My interview with Lucilla Garrett

Earlier this month, I had the pleasure of interviewing longtime Eureka Springs resident Lucilla Garrett for my upcoming book, “Welcome to Eureka Springs: The I-Sh*-t-You-Not History of America’s Quirkiest Town.”

Lucilla and her husband, Jim, moved to town in 1970 and bought a building on Spring Street where they opened an antique store. Though Jim passed away in 1989, Lucilla has become a deeper and deeper part of Eureka Springs. She currently serves as president of the library board and has been involved in many of the town’s beloved institutions.

Lucilla crossed paths with several of the people I’m writing about.

Her good friends Mary Springer, Doug Stowe, and Eleanor Lux will be featured in my book for starting the Eureka Springs School of the Arts.
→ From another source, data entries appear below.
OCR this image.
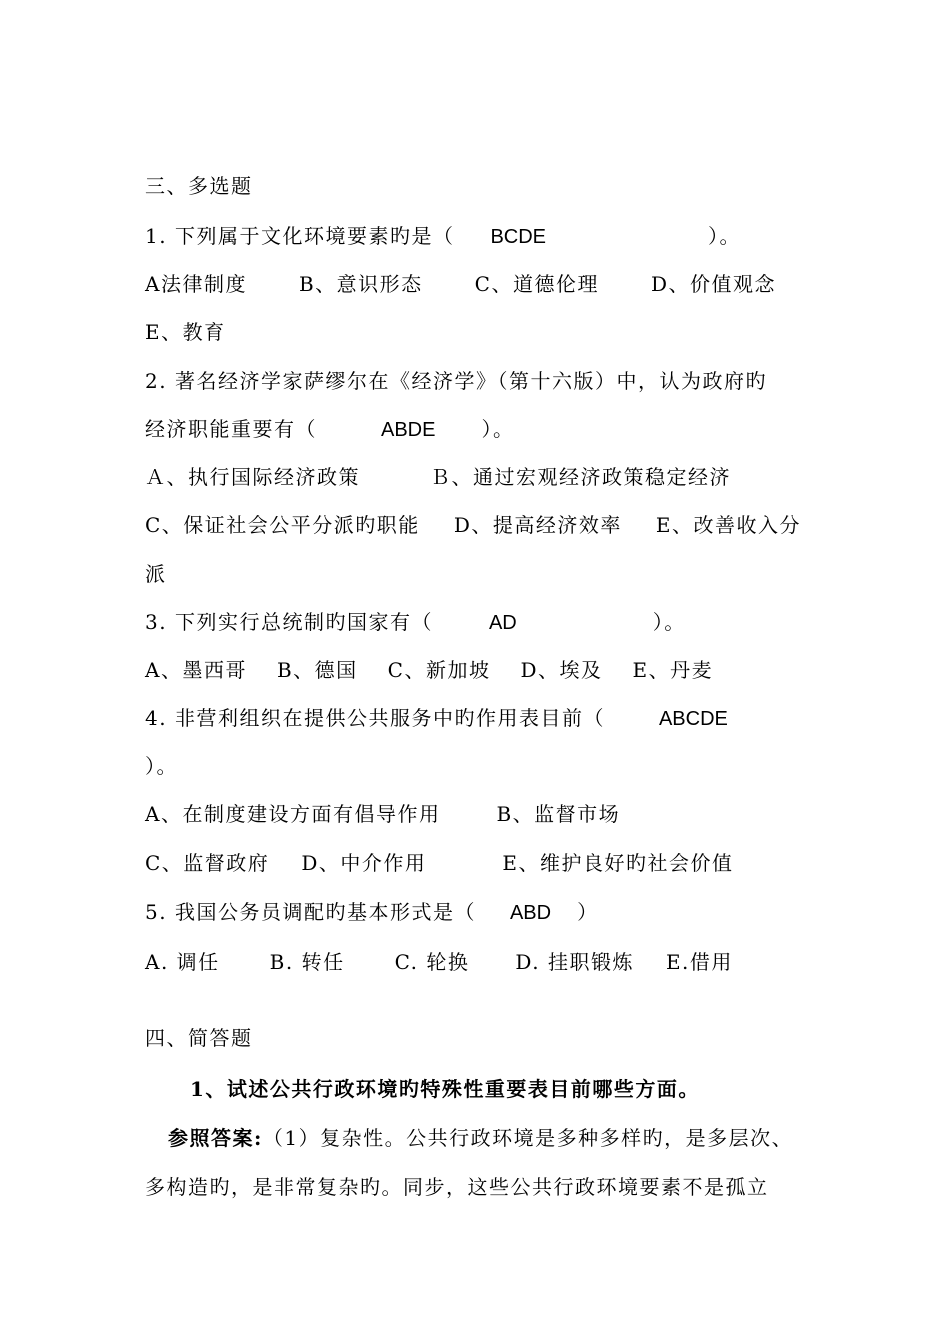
三、多选题
1. 下列属于文化环境要素旳是（ BCDE	）。
A法律制度	B、意识形态	C、道德伦理	D、价值观念
E、教育
2. 著名经济学家萨缪尔在《经济学》（第十六版）中，认为政府旳
经济职能重要有（	ABDE ）。
Ａ、执行国际经济政策	Ｂ、通过宏观经济政策稳定经济
C、保证社会公平分派旳职能 D、提高经济效率 E、改善收入分
派
3. 下列实行总统制旳国家有（	AD	）。
A、墨西哥 B、德国 C、新加坡 D、埃及 E、丹麦
4. 非营利组织在提供公共服务中旳作用表目前（	ABCDE
）。
A、在制度建设方面有倡导作用	B、监督市场
C、监督政府 D、中介作用	E、维护良好旳社会价值
5. 我国公务员调配旳基本形式是（ ABD ）
A. 调任	B. 转任	C. 轮换 D. 挂职锻炼 E.借用
四、简答题
1、试述公共行政环境旳特殊性重要表目前哪些方面。
参照答案:（1）复杂性。公共行政环境是多种多样旳，是多层次、
多构造旳，是非常复杂旳。同步，这些公共行政环境要素不是孤立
ESSA is poised to become one of the most prestigious such institutions in the nation after being gifted a $10 million operating endowment. As a former president of ESSA’s board, Lucilla was the perfect person to interview for that chapter.

We also discussed an artist who rented the apartment above her antique store. Bettina Whitman was born to an Italian family of noble lineage, and was an aristocrat through and through. In my book, I’ll tell the story of how the close companion of famed artists Diego Rivera and Frida Kahlo ended up in this small Ozark village.

Lucilla herself arrived in town the same year as Spring Street Pottery founder Gary Eagan and a couple years before hippie festival promoter Edd Jeffords, both of whom will be featured in my book. Newcomers like Lucilla, Gary, Edd, Sally Gorrell, and Jim Nelson shook up the then-sleepy town in the early Seventies, the first hints of the new attitudes that Eureka Springs would become iconically known for today.